Sebagai masyarakat Indonesia. Kita tahu bahwa Indonesia adalah salah satu negara dengan tingkat
korupsi tinggi. Indonesia kaya akan SDA . Walaupun masih banyak masyarakat yang putus sekolah,
namun ada juga orang-orang cerdas seperti BJ Habibie ataupun juga pemenang olimpiade-olimpiade
sains tingkat internasional.
Namun mencuri bukan karena ada niat, tapi karena ada kesempatan. Kesempatan untuk melakukan
korupsi di negeri ini sangat tebuka lebar. Niat awal ingin memperbaiki sistem, tapi apa daya setelah
masuk ke sistem tersebut malah terjerumus ke jalan yang salah. Apa jadinya jika PLTN diurus oleh
orang-orang seperti itu? Akan banyak nyawa menjadi taruhan. Masyarakat Indonesia adalah manusia,
dan manusia bukan makhluk yang sempurna. Begitu pula dengan bangunan ciptaan manusia.

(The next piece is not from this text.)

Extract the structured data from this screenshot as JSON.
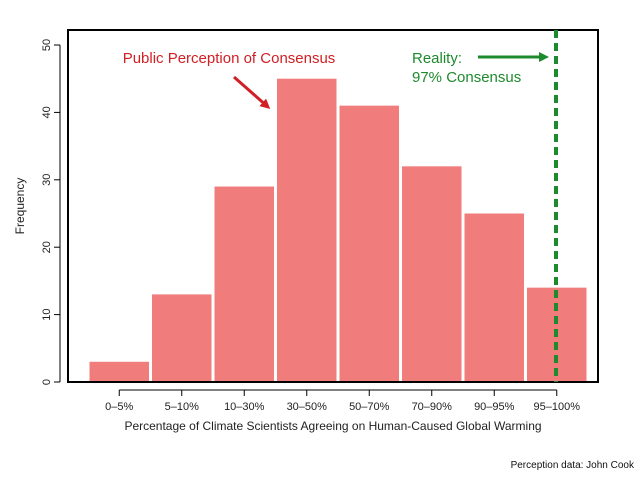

Untuk sekarang ini, kualitas hard skill SDM Indonesia cukup memadai. Namun ditinjau dari sisi soft
skill masih banyak SDM yang kurang dapat dipercaya. Ruang penyimpanan limbah radio aktif yang
seharusnya sangatlah kuat. Hanya karena ulah koruptor, ruang tersebut bisa saja menjadi sangat rapuh
sehingga nyawa manusialah yang akan menjadi taruhannya.